Optimising xserver (Xft text rendering improvements)

Sun Mar 27 00:08:56 PST 2005

Hi,

Trolltech has now hired Zack Rusin to work on X11 (he's cc'ed in this mail). 
Optimising render was one of the first things I hope he will be able to look 
into. If Zack agrees, we could start working on this in a week from now.

On Saturday 26 March 2005 22:56, Keith Packard wrote:
> Around 19 o'clock on Mar 26, Soeren Sandmann wrote:
> > In my opinion we should just leave it alone, because with actual
> > applications we hit the fast paths almost exclusively. As applications
> > show up that don't, we can add more fast paths.

There are ways to get decent speed also for a general software implementation. 
I think that you currently you see no applications hitting the slow paths, as 
they immediately throw this option away once they start testing it. 
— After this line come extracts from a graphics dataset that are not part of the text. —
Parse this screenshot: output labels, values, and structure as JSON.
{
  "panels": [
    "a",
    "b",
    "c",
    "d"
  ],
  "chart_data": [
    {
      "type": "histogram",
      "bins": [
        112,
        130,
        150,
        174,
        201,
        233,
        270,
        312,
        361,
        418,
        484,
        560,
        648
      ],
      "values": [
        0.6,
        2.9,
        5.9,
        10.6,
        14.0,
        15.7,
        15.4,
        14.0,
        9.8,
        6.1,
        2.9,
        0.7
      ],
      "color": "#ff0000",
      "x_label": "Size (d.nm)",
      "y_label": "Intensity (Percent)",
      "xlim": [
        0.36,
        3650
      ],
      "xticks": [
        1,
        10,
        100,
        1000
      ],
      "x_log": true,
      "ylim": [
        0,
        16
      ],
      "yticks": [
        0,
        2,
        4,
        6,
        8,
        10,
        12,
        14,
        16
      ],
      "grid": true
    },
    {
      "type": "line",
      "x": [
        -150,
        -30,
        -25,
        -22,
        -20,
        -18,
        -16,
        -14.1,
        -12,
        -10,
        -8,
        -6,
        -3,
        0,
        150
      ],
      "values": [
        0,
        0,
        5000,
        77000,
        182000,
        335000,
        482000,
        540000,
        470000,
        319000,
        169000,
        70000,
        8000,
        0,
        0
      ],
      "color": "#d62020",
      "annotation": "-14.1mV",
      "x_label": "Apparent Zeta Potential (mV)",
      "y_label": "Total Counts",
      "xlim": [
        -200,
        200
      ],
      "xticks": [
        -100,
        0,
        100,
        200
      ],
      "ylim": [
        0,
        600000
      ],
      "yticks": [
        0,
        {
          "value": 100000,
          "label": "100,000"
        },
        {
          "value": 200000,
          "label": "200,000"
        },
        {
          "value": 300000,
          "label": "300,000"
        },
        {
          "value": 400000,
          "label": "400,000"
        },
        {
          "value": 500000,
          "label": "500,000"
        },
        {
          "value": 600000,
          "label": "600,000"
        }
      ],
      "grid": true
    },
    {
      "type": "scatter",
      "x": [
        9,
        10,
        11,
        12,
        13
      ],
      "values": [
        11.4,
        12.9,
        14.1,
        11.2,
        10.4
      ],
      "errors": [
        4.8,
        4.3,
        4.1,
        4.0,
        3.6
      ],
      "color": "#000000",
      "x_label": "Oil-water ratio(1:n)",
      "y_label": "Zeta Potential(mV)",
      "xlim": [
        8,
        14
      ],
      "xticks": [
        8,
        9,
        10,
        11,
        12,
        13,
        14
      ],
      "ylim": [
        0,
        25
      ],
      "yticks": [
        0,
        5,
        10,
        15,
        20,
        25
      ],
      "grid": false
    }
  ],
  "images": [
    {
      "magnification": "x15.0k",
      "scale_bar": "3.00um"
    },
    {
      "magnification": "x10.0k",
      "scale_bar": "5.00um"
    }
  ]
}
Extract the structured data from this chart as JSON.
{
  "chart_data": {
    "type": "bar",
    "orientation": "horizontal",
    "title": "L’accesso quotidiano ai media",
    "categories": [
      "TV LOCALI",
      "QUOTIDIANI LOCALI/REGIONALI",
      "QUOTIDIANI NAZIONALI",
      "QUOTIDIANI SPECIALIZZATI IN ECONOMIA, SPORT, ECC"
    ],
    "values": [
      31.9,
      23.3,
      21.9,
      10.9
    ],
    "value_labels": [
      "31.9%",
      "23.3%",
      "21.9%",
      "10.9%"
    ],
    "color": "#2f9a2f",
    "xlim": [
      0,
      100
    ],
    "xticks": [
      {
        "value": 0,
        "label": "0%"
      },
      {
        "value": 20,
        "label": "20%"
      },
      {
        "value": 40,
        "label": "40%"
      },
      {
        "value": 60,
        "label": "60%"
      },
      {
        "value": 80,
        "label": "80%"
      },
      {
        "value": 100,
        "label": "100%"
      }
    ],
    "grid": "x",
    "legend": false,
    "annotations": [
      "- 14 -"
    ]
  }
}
We actually tried using the transformations Render offers for Qt4 and found 
out that it was a factor of 5 (or more) faster to get the data over to the 
client and do it ourselves. So we have the code, but never enabled it and 
continued doing it the old way.

> There are two things I would like to get done here:
>
>  1)	Automatically construct an optimized fast-path dispatch table for
> 	all of the present and future accelerated software drawing
> 	functions.  With the huge number of variables in the rendering
> 	equation, it's really hard to tweak the existing dispatch code
> 	to fix a performance problem in a specific application.  Automating
> 	this construction would permit easy integration of new accelerated
> 	functions, which seems key to usable software performance.
> 
>  2)	Fix fbcompose to work on larger units than a single pixel.  By
> 	moving up to 8x8 'patches', we can actually get reasonable
> 	acceleration while still avoiding polynomial explosion of
> 	functions.

I had the same thought, but I think working on a whole line of the destination 
might give you better cache performance in most cases (ie. all cases where 
you don't have a transformation on the destination). We've used similar code 
on Qt 4's client side rendering code and achieved very good results with it 
(given, the number of combinations we support is less, but it should be 
generalizable to what render needs).

>  3)	Write glyph-level text compositing code instead of travelling
> 	through the general case code.
>
> These seem orthogonal to me...

Cheers,
Lars

[PS: I'll be on offline for a week from today]